The global trend for promoting the resolution of commercial disputes locally is through the establishment of local dispute resolution centres. Though there exists the Ghana Association of Chartered Mediators and Arbitrators (GHACMA) and other ADR agencies their presence can be very much felt if there is greater collaboration between players in commerce and industry and government agencies.

Another trend is the establishment of dispute resolution centres under the national chambers of commerce. Such an establishment carries with it the respect of the chamber of commerce and serves as a rallying ground for all business interests. Key examples are the Arbitration Institutes of the Stockholm Chamber of Commerce (SCC) and the Finland Chamber of Commerce. And it is the case in Bulgaria, Russia, Bombay, Oslo and Hamburg among others. The Canada Chamber of Commerce however has a national committee that operates under the ICC rules. One is almost certain that GHACMA and as the leading ADR institution in Ghana and other ADR agencies will be more than willing to partner in any effort meant to establish a dispute resolution centre in Ghana just as they lent their support in the establishment of the Court -Connected Mediation of the Judicial Service of Ghana.
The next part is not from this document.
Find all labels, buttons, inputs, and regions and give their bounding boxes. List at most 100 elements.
While the President's call renews hope among the dispute resolution fraternity, it is expected that any effort to resolve disputes in Ghana may have to be the use of a non-state forum since parties (especially foreign parties) have fears of bias in favour of the state alongside the effect of being infected with the delays, bureaucracy and sometimes inefficiencies of the public sector. These are debilitating factors which motivates (Alternative) Dispute Resolution practitioners to often profess the need for the establishment of non-state justice systems.

In this regard the key first step, is to empower the existing ADR instituions and collaborate more effectively with the Ghana National Chamber of Commerce and Industry (GNCCI) and other chamlbers of commerce in Ghana. Then we can begin to expect that some progress will be made especially in terms of the dispute resolution clauses that are fist of all contained in contract documents which can be made to reflect an intent to have issues resolved in Ghana

Significantly, one factor that influences the choice of forum is the institutional arrangement that exists to ensure professionalism and the conformity of the rules for dispute resolution in line with globally accepted standards before even consideration is given to the choice of arbitrator or mediator that is empaneled to handle the matter.

Finally, there is also the need to develop dispute resolution services for different professions to make room for the nuances and usages of those trades and institutions. Indeed in the UK for instance, the Royal Institute of Chartered Surveyors (RICS) has a dispute resolution section which handles claims withing the built environment. And foreclosure mediation is gaining currency in the United States of America. We are already doing well with labour dispute resolution although we could be doing better if the National Labour Commission had not been a state agency.